Limitations & Future Work

  • Acknowledged Limitations: SignSGD discards magnitude, making it more sensitive to gradient noise. The lack of momentum/adaptive learning rates leaves room for performance improvement.
  • Unverified Hypothesis: The authors hypothesize that prioritizing deep layer updates might mitigate catastrophic forgetting (as shallow layers encode more general features), but leave empirical verification for future work.
  • Potential Improvements: Using system-level offloading to store optimizer states (e.g., momentum) for variance reduction. Since block coordinate updates only require the active block's state, I/O bandwidth requirements would be minimal.
  • Independent Observations: Main experiments are focused on 8B models. While 32B models are in the appendix, more diverse tasks and systematic joint experiments with quantization/offloading are needed.
  • vs BAdam (Block + Adam): BAdam's use of Adam leads to state-reset issues and higher memory (\(2M+\frac{16M}{N}\) GB).

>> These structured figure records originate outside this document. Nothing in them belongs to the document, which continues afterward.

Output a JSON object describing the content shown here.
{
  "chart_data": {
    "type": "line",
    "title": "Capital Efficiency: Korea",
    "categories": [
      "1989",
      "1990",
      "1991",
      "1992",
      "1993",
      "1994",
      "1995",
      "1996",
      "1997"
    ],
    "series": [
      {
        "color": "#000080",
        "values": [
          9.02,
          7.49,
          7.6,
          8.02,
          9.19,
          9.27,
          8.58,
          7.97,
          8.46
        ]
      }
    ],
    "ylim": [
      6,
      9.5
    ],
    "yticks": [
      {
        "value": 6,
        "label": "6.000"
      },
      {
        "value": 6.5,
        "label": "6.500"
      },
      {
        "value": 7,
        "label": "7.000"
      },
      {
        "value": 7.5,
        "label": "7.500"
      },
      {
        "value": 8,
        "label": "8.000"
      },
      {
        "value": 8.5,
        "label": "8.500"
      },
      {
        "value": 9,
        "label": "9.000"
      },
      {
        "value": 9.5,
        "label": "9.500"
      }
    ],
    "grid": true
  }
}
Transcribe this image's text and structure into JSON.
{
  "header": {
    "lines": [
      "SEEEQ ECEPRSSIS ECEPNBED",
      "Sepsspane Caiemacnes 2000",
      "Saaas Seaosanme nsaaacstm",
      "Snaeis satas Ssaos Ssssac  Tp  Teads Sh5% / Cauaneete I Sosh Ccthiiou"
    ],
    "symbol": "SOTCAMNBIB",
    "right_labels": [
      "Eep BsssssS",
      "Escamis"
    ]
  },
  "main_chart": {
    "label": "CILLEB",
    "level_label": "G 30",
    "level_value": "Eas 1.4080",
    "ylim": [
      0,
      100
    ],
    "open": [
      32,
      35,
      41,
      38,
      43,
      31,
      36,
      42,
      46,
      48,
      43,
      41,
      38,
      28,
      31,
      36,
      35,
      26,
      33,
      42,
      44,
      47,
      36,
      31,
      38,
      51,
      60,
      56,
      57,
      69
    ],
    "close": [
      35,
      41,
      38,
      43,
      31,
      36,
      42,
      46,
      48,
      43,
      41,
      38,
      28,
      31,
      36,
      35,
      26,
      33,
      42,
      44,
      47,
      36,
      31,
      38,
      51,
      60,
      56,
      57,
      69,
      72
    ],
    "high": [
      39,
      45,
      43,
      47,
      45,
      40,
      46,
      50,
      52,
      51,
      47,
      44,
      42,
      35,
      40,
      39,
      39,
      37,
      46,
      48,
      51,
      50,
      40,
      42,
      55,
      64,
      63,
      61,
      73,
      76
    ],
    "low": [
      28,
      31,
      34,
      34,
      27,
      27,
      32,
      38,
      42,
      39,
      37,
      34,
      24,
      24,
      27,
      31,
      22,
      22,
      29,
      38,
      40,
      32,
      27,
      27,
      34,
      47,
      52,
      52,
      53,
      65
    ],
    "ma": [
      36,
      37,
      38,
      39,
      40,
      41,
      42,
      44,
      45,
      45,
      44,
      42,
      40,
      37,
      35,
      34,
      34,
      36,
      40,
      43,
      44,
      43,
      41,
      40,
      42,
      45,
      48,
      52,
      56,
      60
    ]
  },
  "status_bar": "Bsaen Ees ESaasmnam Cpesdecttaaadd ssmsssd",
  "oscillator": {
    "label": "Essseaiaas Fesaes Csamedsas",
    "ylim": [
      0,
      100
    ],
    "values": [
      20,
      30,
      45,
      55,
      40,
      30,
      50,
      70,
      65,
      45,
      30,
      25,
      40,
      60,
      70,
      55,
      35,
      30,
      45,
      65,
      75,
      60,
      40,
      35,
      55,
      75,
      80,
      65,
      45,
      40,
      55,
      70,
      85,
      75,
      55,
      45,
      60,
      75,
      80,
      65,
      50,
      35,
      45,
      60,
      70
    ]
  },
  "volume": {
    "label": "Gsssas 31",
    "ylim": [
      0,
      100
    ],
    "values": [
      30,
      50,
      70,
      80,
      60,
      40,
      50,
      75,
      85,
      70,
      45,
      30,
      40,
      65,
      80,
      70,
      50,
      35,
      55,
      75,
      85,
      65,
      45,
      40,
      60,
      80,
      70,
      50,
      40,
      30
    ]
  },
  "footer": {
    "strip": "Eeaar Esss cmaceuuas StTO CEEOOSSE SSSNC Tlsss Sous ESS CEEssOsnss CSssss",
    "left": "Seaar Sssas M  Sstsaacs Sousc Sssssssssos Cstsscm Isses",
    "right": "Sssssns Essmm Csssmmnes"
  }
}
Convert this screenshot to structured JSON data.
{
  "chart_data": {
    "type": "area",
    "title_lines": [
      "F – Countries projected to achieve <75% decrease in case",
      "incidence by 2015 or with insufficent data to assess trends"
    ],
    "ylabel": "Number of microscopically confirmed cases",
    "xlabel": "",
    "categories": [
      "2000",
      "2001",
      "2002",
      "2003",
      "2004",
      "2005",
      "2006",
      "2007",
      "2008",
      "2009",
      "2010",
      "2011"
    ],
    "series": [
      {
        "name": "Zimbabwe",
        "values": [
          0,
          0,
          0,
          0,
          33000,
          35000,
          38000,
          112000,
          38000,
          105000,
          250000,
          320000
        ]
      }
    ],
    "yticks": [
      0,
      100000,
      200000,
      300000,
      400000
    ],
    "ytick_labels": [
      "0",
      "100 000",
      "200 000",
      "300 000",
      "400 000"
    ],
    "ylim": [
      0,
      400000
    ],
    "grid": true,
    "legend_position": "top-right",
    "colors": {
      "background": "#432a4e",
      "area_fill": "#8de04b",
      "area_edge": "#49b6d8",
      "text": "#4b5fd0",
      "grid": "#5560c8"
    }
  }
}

ABSignSGD eliminates reset loss, saves ~3.5 GB (8B), and further reduces runtime via depth-biased selection.
  • vs LoRA / PEFT: LoRA updates low-rank adapters and often underperforms compared to full-parameter training. Ours performs true full-parameter updates with lower memory.
  • vs GaLore / Apollo (Low-rank Projection): These rely on SVD/projections which slow down runtimes and are incompatible with gradient accumulation. Ours avoids projections, achieving better memory and significantly faster runtimes (2.66h vs 12.77h).
  • vs Standard Sign Aggregation / DDP: Standard DDP has high communication volume and sensitivity to outliers. Majority-vote reduces communication by 960× and is asymptotically superior under heavy-tailed noise.

Rating

  • Novelty: ⭐⭐⭐⭐ The combination of memoryless SignSGD and arbitrary block updates is clean and intellectually satisfying.
  • Experimental Thoroughness: ⭐⭐⭐⭐ Strong comparison across memory/runtime/convergence with comprehensive ablations.
  • Writing Quality: ⭐⭐⭐⭐⭐ Logical flow from problem diagnosis to theoretical framework and empirical results.
  • Value: ⭐⭐⭐⭐ A practical and theoretically grounded solution for full-parameter fine-tuning under tight memory budgets.